Octobre Numérique – Faire Monde

Mathilde Reynaud FR
Le langage des phalènes

Jeu vidéo expérimental

Du 23 octobre au 17 janvier 2027
du mercredi au dimanche de 14h à 19h

Lieu
Arles

Distribution

– Dramaturgie des souvenirs textuels : Esther Meunier Corfdyr et Mathilde Reynaud
– Images de synthèse 3D : Mathilde Reynaud
– Renfort création 3D du papillon de nuit : Thomas Leon
– Renfort création 3D du Mark II : Damien Baïs
– Développement Game Design : Damien Baïs et Mathilde Reynaud
– Programmation + électronique : Damien Baïs
– Environnement Sonore et Sound Design : Tristan Soreau 
– Soufflage de verre au chalumeau : Eléonore Gold-Dalg

Crédits

Un projet plateforme CHRONIQUES CRÉATIONS.
Coproduction : PLÉIADES – Réseau Arts & Sciences, La Fruitière Numérique (Lourmarin), Octobre Numérique, CHRONIQUES – Pôle régional de la création en environnement numérique – Région PACA, dans le cadre de la Biennale des Imaginaires Numériques.

Le langage des phalènes se situe à la croisée du jeu vidéo expérimental et de l’installation immersive, mêlant déambulation contemplative, essai vidéo et fiction interactive.

Une projection de forêt laisse apparaître des souvenirs épars sous forme de courtes séquences vidéo 3D, avant de plonger le public dans l’univers du premier bug informatique documenté : en 1947, un papillon de nuit bloque le Mark II, ordinateur co-conçu par Grace Hopper. Le récit, non linéaire, se déploie sur une boucle cyclique de 10 à 15 minutes. Les spectateurs et spectatrices sont invité·es à collecter des fragments mémoriels pour recomposer un imaginaire collectif.

L’installation physique épouse cette logique cyclique.
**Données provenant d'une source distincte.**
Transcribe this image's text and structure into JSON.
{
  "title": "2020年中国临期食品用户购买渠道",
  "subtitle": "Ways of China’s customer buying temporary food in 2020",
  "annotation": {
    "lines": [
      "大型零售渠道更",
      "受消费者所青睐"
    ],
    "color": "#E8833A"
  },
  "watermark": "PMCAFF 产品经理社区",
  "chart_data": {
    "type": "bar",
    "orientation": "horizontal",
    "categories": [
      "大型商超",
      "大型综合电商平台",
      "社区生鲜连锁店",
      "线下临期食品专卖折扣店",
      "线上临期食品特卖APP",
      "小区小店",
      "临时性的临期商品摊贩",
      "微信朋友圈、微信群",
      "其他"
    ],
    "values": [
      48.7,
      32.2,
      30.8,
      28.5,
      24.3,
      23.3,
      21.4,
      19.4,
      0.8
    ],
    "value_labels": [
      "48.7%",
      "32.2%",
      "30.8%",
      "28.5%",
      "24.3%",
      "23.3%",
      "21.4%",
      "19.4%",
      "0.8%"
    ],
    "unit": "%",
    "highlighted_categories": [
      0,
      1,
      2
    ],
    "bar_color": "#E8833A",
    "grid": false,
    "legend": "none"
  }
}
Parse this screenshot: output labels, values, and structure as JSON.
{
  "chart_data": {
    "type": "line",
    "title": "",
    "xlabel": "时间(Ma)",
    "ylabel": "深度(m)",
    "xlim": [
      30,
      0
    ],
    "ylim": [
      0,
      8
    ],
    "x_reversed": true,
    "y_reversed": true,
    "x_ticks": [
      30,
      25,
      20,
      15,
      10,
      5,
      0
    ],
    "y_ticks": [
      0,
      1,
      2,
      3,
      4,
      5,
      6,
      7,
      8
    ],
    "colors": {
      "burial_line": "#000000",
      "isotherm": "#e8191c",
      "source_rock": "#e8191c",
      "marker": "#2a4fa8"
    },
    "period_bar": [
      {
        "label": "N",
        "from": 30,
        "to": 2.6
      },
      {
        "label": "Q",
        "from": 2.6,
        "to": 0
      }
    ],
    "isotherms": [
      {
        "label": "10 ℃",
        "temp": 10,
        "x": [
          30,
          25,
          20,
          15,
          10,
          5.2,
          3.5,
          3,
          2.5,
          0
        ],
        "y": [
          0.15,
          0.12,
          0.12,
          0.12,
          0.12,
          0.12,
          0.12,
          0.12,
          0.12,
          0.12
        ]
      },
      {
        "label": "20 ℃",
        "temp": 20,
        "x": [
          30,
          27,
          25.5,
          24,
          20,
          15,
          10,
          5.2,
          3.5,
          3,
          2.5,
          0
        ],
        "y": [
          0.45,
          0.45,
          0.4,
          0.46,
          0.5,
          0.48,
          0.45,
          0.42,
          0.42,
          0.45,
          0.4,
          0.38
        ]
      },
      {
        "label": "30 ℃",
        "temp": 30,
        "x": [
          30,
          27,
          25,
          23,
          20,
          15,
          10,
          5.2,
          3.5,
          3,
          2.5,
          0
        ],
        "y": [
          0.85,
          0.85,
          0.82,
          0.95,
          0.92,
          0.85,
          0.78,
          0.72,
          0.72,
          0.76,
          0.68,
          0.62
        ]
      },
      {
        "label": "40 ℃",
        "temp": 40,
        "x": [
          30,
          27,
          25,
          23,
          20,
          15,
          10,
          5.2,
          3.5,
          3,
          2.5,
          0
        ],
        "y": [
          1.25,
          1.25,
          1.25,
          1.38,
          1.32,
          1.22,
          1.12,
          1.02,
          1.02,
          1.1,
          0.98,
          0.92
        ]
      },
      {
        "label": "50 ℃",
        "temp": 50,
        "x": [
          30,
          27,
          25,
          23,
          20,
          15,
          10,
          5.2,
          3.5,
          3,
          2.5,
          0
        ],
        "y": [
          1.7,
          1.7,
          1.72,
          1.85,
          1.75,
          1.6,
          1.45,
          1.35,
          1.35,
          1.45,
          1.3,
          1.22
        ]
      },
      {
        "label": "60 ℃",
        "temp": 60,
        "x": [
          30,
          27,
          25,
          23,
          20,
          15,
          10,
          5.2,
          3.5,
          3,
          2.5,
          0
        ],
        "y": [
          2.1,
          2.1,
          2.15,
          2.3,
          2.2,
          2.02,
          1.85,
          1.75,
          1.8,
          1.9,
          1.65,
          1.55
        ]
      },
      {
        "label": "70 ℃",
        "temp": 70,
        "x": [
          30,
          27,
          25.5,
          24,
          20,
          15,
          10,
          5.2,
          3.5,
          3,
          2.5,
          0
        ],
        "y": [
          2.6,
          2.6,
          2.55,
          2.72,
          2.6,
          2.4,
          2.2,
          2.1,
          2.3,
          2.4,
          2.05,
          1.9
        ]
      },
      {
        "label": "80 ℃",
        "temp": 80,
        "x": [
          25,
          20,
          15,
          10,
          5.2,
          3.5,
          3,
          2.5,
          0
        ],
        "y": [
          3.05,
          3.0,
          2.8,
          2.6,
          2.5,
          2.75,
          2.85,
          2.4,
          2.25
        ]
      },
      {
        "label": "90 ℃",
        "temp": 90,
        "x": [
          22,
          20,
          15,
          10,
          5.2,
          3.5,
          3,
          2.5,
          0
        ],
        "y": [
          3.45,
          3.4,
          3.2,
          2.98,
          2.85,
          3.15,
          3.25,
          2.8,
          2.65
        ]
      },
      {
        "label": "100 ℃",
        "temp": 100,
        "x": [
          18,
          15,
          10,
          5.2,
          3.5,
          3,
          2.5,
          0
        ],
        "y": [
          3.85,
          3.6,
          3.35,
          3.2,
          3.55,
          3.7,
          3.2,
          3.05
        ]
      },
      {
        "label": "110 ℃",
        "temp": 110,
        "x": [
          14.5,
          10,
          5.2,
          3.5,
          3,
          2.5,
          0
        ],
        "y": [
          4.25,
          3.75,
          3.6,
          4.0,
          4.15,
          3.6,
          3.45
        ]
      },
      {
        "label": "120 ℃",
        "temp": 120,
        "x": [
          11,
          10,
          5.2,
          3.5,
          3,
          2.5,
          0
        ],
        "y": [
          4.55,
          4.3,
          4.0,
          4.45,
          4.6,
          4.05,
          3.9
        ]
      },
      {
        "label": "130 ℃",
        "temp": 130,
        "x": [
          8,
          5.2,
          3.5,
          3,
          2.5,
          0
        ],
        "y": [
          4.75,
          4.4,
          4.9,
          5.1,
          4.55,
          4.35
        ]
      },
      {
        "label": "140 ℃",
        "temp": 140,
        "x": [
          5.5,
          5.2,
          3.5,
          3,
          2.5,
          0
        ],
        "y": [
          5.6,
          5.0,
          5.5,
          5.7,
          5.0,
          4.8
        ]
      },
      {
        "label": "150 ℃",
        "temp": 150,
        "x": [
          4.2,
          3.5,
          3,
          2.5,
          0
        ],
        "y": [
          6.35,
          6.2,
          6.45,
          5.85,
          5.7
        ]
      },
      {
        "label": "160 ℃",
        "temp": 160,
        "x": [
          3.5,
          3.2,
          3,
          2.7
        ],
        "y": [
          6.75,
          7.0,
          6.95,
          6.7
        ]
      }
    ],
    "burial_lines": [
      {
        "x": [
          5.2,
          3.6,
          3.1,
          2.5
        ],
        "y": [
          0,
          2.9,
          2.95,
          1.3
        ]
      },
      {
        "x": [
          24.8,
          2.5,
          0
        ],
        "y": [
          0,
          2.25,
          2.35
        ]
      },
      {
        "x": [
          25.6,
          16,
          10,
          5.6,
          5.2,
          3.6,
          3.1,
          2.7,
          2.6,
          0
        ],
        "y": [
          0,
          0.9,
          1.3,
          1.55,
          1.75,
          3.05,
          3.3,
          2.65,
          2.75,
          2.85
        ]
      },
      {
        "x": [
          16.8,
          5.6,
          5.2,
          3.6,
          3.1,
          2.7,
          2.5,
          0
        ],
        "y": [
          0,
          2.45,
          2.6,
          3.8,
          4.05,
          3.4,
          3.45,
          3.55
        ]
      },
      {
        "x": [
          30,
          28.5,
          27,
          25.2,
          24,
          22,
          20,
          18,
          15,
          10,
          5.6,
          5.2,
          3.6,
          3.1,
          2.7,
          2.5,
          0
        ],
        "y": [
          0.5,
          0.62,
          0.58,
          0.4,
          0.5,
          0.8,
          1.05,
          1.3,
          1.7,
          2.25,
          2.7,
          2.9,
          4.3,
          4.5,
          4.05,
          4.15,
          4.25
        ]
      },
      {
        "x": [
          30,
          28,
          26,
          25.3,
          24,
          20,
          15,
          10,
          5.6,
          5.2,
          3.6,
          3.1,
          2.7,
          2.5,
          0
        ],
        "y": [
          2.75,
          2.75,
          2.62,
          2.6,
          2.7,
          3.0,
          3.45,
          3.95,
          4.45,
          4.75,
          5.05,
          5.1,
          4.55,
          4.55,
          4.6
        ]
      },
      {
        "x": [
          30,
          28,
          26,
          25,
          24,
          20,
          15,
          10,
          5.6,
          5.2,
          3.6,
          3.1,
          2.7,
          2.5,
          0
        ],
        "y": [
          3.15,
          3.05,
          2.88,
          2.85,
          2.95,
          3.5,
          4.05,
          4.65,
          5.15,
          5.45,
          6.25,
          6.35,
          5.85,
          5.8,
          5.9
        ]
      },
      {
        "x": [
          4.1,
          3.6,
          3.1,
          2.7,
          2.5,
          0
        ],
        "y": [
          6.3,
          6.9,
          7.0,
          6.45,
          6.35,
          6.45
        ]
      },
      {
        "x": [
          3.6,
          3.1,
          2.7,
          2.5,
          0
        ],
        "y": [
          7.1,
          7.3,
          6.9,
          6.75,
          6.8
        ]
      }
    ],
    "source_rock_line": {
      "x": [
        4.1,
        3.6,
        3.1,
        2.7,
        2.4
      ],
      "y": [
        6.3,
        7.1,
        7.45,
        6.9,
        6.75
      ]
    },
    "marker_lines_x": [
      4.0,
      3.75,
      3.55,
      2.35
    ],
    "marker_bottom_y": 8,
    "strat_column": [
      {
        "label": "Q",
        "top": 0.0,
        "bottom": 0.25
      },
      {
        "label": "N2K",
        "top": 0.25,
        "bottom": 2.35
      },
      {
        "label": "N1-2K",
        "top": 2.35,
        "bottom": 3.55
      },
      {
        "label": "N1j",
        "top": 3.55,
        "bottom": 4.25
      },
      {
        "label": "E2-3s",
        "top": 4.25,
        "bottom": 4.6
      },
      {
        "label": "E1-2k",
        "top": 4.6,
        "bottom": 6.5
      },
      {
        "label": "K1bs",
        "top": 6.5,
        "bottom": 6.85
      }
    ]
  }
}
Un voile blanc translucide flotte au-dessus d’un banc, tandis qu’une lampe entomologique — identique à celles qui attirent les papillons nocturnes — s’allume et s’éteint au rythme des redémarrages de la boucle du jeu. Assis·es sur le banc, les visiteur·euses se trouvent dans la position du papillon : sans geste volontaire, leur seule présence rejoue l’interruption de l’insecte en 1947, devenant le bug contemporain qui ouvre dans la machine une faille vers un autre imaginaire de la technologie. Chaque spectateur·trice devient ainsi l’agent inconscient d’une nouvelle perturbation, transformant l’installation en moteur de possibles narratifs.

L’interaction, libérée des mécaniques traditionnelles de succès, d’échec ou de conquête, se concentre sur l’atmosphère et les dialogues textuels. Cette approche vise une expérience empathique où la flânerie prime sur la stratégie.

Dans le cadre du festival Octobre Numérique – Faire Monde 

Au carrefour de la création contemporaine et des nouvelles technologies, le festival Octobre Numérique – Faire Monde propose chaque année à Arles expositions, rencontres, performances, conférences, projections, soirées et jeu vidéo artistique. Le festival défriche les pratiques d’avant-garde, provoque des débats et explore des mondes virtuels plus inclusifs, ouverts et durables.